Puppy love

That merry holiday season is rolling around yet again. Whether you’re looking to acquire a pet for yourself or as a gift for your special loved one, place a pet, find a pet sitter or purchase pet supplies, Craigslist should be one of the first places you check. With the economy still lagging, Craigslist might also save you the cost and headache of pet adoption or purchase through pet stores or humane societies. The free online classified site has a specific section devoted to all things pets and the local boards for Charlotte, the Triangle and Triad cities are always bustling.

Searching for a pet through Craigslist is a particularly good way to avoid supporting puppy mills or owners who breed their animals for profit. Pet-for-sale ads are quickly flagged for removal by the site’s users, although requests for a reasonable “re-homing” fee to recover the costs of shots, spaying or neutering, or supplies is acceptable.

Ads related to dogs and cats dominate the message boards as you would expect, but listings for other pet varieties are common. These range from the more typical guinea pigs, hamsters and snakes to the rarer sugar gliders, lizards and hedgehogs.

Many of these pets are being offered by people who love them but due to unavoidable circumstances — primarily economic hardship — have no recourse other than to give them up. Craigslist provides such owners a means to place their companion animals in good homes rather than make the gut-wrenching decision to take them to a shelter.

On the other side, people using the site to secure a new pet have a range of healthy, well-taken-care-of prospects to consider when they’re looking for their newest family member.

To begin your search for a devoted companion animal or to find a new home for one you already have, visit craigslist.org.

— David Stout

King of the Kongs

Let your dog or cat have a bit of fun with Kong toys. The company makes a variety of treat-dispensing toys for both cats and dogs, including their classic Kong and catnip toys. Your dog or cat will wear themselves out, having fun and getting the treat they crave. All the while, you’ll get a few minutes break from playtime while they entertain themselves. (Various prices; kongcompany.com)

— Matt Comer

A basket-full of goodies

Does your partner, niece, nephew or other special loved one have a little furry friend of their own? Do you want not only to give a gift to them but also to their pet? It’s a wonderful gesture, you know, and pure “icing on the cake.” It says, “I love you and love the things you care about, too.” Well, if that’s the case, then you might consider throwing together an affordable, yet useful goodie basket. Head out to any pet store. Pick up treats, toys, collars and other small-sized, relatively affordable items, stuff them into a nice, holiday-themed basket or bag and place it right alongside your loved one’s presents this year.

— M.C.

Country cookin’

Everyone loves some good ol’ fashion holiday cooking. Why can’t your doggie enjoy it too? Bake them some special Christmas treats. To make our dog treats you’ll need 1 cup of wholemeal flour, ½ a cup of grated cheese, ½ a cup of cooked frozen vegetables such as peas, corn and carrots, ½ a cup of margarine or butter (melted) and a little bit of water.

To make, mix together the flour, cooked vegetables, cheese and melted butter (or margarine). If it is too stiff, add a little water until you have a dough-like consistency.

Pop this in the fridge to chill for an hour or two, then remove from the fridge and place on a floured work surface. Roll out to about half an inch thick, then use seasonal cookie cutters to cut out Christmas shapes.

Place these on a greased baking tray and cook at 185°C / 375°F for 15 to 20 minutes, or until golden brown. Cool completely before placing in an airtight container.

Note: you can make more biscuits by doubling the ingredients, however these biscuits do not keep for as long as traditional dog biscuits (due to the cooked vegetables). Can be refrigerated.
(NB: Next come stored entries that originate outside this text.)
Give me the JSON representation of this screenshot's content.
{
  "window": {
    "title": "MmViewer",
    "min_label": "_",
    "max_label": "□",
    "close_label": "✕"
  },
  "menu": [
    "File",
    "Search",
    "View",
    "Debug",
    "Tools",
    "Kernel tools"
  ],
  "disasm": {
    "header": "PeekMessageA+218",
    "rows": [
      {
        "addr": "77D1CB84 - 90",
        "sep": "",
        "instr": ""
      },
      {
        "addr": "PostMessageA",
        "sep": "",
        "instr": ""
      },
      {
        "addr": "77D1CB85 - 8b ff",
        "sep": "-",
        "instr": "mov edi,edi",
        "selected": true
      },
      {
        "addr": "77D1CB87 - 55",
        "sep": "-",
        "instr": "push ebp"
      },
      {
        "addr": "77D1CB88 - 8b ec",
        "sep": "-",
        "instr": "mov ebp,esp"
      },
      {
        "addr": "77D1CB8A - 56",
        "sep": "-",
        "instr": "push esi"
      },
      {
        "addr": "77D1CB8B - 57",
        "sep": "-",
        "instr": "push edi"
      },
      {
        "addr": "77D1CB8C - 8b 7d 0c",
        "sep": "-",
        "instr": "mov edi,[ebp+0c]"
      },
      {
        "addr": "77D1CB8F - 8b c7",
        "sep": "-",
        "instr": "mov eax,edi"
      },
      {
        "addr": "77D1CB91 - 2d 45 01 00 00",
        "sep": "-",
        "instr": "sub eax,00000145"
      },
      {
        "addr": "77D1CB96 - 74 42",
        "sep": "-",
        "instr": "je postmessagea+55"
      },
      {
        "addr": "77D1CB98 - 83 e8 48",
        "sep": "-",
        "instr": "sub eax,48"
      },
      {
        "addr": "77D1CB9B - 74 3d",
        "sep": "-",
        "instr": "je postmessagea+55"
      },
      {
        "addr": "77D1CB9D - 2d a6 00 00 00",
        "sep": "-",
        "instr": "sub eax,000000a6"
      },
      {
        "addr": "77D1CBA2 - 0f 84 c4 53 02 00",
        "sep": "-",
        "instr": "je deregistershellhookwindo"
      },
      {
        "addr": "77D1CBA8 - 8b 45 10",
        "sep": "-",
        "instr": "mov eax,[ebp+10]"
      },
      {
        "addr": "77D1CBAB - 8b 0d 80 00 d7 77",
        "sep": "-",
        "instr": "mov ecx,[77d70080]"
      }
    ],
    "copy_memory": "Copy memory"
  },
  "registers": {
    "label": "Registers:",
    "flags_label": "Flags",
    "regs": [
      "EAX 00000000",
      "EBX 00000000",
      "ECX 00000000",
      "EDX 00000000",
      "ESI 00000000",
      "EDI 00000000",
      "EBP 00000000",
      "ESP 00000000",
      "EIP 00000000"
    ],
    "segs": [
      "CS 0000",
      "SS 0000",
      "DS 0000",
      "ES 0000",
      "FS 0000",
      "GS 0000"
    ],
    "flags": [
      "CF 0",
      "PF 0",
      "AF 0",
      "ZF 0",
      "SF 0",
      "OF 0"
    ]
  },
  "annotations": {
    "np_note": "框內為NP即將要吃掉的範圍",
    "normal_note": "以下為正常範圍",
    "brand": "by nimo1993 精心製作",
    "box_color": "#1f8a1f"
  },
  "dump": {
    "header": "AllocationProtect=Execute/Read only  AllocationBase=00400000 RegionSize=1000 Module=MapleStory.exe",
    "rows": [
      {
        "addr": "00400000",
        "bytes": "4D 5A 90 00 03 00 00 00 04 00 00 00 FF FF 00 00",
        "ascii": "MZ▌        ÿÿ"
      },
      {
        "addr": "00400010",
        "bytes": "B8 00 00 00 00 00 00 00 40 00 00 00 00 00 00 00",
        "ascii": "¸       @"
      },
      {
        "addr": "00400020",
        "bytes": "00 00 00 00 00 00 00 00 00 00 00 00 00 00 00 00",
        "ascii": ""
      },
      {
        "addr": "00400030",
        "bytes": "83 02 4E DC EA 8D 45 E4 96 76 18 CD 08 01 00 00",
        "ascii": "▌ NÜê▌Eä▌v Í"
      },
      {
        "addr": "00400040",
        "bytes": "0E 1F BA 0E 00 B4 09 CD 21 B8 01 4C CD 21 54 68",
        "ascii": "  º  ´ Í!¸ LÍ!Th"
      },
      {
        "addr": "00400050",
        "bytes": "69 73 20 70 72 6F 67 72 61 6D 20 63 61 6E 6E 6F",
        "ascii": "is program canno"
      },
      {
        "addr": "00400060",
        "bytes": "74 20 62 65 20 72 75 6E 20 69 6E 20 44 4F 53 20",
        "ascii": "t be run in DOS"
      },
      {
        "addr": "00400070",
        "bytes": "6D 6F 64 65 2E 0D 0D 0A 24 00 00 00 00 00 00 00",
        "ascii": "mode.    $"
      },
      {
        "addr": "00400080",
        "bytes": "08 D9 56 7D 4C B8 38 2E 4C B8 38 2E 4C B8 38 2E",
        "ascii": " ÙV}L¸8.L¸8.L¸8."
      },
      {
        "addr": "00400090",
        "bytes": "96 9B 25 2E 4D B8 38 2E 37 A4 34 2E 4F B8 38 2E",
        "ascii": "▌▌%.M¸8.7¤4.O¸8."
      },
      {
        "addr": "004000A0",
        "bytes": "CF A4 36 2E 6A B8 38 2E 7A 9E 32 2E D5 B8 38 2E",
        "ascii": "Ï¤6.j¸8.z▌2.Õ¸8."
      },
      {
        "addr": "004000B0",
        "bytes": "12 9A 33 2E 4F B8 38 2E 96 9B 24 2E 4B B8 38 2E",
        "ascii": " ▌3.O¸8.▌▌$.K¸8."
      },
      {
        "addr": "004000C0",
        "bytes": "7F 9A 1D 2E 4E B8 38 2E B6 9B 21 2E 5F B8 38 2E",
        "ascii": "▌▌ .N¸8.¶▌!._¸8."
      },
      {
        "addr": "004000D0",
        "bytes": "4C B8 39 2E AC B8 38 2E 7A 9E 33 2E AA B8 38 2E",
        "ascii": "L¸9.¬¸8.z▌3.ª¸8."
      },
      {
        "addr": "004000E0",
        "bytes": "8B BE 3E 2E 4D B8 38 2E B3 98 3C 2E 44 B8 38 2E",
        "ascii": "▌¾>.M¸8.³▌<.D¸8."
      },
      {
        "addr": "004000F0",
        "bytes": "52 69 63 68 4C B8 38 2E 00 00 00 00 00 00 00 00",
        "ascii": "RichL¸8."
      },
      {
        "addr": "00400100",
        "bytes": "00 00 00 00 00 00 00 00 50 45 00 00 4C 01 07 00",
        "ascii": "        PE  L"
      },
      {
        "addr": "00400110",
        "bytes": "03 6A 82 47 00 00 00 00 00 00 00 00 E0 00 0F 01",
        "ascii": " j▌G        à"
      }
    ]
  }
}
— Di Ellis, BestDoggieTips.com

One reply on “Gift Guide 2010: Pets”

  1. Sorry, but Craigslist is rampant with puppy millers selling dogs. A “reasonable rehoming fee” of $100 is profit to a puppy mill that would just kill the pup anyway. I can name many instances where puppy mills selling their “unsold stock” got rid of it on Cragislist for what would seem like a bargain to the puppy buyer. Many puppy mills are actually posing as “rescue organizations” as well, to dupe the public. Buyer Beware. Don’t believe anything you read. Make sure you actually visit the home where the dog is kept to confirm with your own eyes that you aren’t supporting a puppy mill. These people are devious.

    You are better off supporting your local humane societies or other rescues, who make sure the dogs are healthy (and desexed) before they are adopted.